Greater Thymic Atrophy Correlates with More Rapid Progression of Chronic Kidney Disease
It is the nature of becoming older that diverse and quite different age-related conditions proceed in parallel, linked by the contributions of shared underlying mechanisms, such as chronic inflammation, or mitochondrial dysfunction. Individuals age at different rates, largely the result of lifestyle choices and environmental factor such as exposure to persistent pathogens such as herpesviruses. In any given individual, however, different aspects of aging often appear correlated, as they are the results of deeper processes of damage and dysfunction.
The thymus is a small organ in which thymocytes produced in the bone marrow mature into T cells of the adaptive immune system. Active thymic tissue is slowly replaced with fat over later life, and the declining production of new T cells contributes to the age-related dysfunction of an immune system consisting ever more of worn, exhausted, malfunctioning, and senescent cells. Chronic kidney disease is most often a downstream consequence of diabetes and/or raised blood pressure, but rising numbers of senescent cells in older individuals are implicated in the fine details of its pathology, such as fibrosis, the production of scar-like excess collagen deposition that is disruptive of tissue structure and function.
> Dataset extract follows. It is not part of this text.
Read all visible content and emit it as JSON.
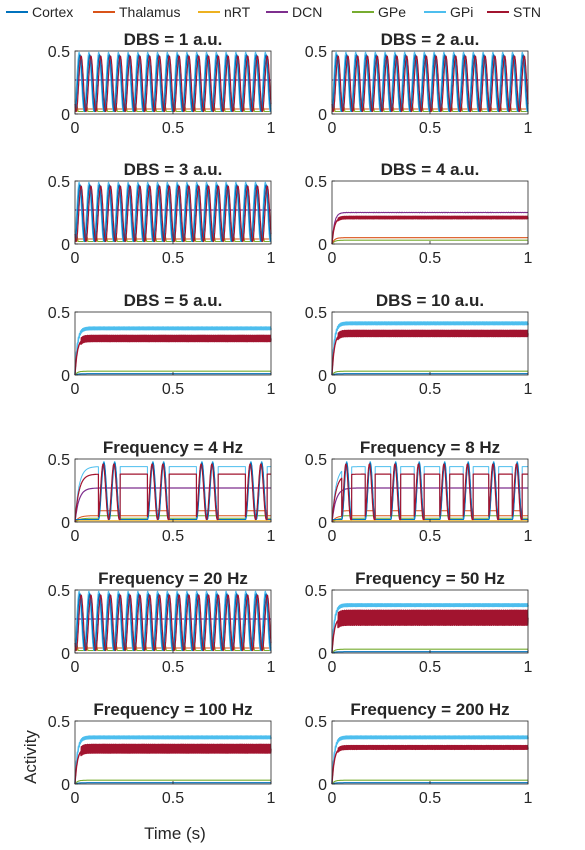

Consider a correlation between the degree of thymic involution and the severity and progression of chronic kidney disease. These are very different issues, but both impacted by mechanisms such as the chronic inflammatory signaling characteristic of old age. In today's open access paper, researchers present data illustrating this correlation in a study population with chronic kidney disease. Correlation doesn't necessarily imply any direction of causation; both issues might contribute to the other, or be more independent outcomes of shared underlying mechanisms. The researchers here favor the idea that immune dysfunction contributes to a worsened progression of chronic kidney disease, however.
Decreased thymic output predicts progression of chronic kidney disease
In this study, we explored the impact of T cell senescence on the renal prognosis and mortality of patients with chronic kidney disease (CKD). We found that decreased recent thymic emigrant (RTE) T cells, which corresponds to decreased thymic output, was associated with CKD progression and high mortality, and an increase in highly differentiated CD28-CD4+ T cells, which increases with age, tended to be associated with CKD progression. Thymic atrophy is a characteristic of an aging immune system and has been implicated in age-related diseases such as infection, malignancy, atherosclerosis, and CKD. However, epidemiologic data are limited in patients with non-dialysis-dependent CKD. To our knowledge, this is the first study to demonstrate the impact of decreased thymic output on renal prognosis and all-cause mortality in patients with non-dialysis-dependent CKD.
An immunological model has been constructed using epidemiological and immunological data to show that an age-related decrease in thymic output is associated with the development of infectious diseases and malignancies. Decreased RTE in renal transplant patients increases all-cause mortality. In dialysis patients, decreased RTE is associated with death caused by infection, and decreased naive T cell count due to thymic atrophy increase all-cause mortality. Furthermore, our results are consistent with previous findings showing that shorter telomeres in peripheral blood leukocytes worsen renal prognosis and mortality, because the decrease in naive T cell counts due to thymic atrophy is compensated by increased T cell division, thereby shortening telomeres.
There are three potential mechanisms by which decreased thymic output contributes to CKD progression and increased mortality. (a) Low thymic output reduces the diversity of TCR repertoire and may reduce the clearance of senescent cells by immune cells. (b) When the number of newly produced naive T cells decreases, homeostatic proliferation maintains the peripheral T cell count. However, homeostatic proliferation increases the percentage of dysfunctional memory-type T cells in mice. These T cells secrete inflammatory chemokines involved in chronic tissue inflammation, delay kidney tissue repair after acute kidney injury, and may be associated with CKD progression. (c) Thymic atrophy may reflect a systemic state of aging. As aging progresses, local and systemic inflammation induced by senescent-associated secretory phenotype (SASP) causes organ damage, which may cause thymic atrophy and decreases kidney function, and increase mortality. Conversely, the presence of CKD decreases thymic output, increasing the susceptibility to further progression of CKD and high mortality.
Let's make an ex vivo thymus.
Exercise can prevent thymic atrophy. https://onlinelibrary.wiley.com/doi/full/10.1111/acel.12750
It boggles my mind that in 2023, 33 years after the first gene therapy trial, we still don't have a safe and effective way of targeting a gene therapy to the Thymus.
@Jimofoz: Area Therapeutics working on gene delivery:
https://www.genengnews.com/topics/omics/gene-expression/gene-delivery/feng-zhangs-delivery-platform-launched-by-aera-therapeutics/
Why regenerate the thymus? Reprogramming other still replicating cells to take over thymic function is just around the corner.
One question that has been concerning me and more so with these observations is how does low thymic activity effect the abilities of senolytics, i.e. D+Q, fisetin, etc., to clear senescent cells? Or do they work independently of the thymus and are perhaps even more important for folks with a declining thymus?
And, further, which best target senescent cells in the kidney?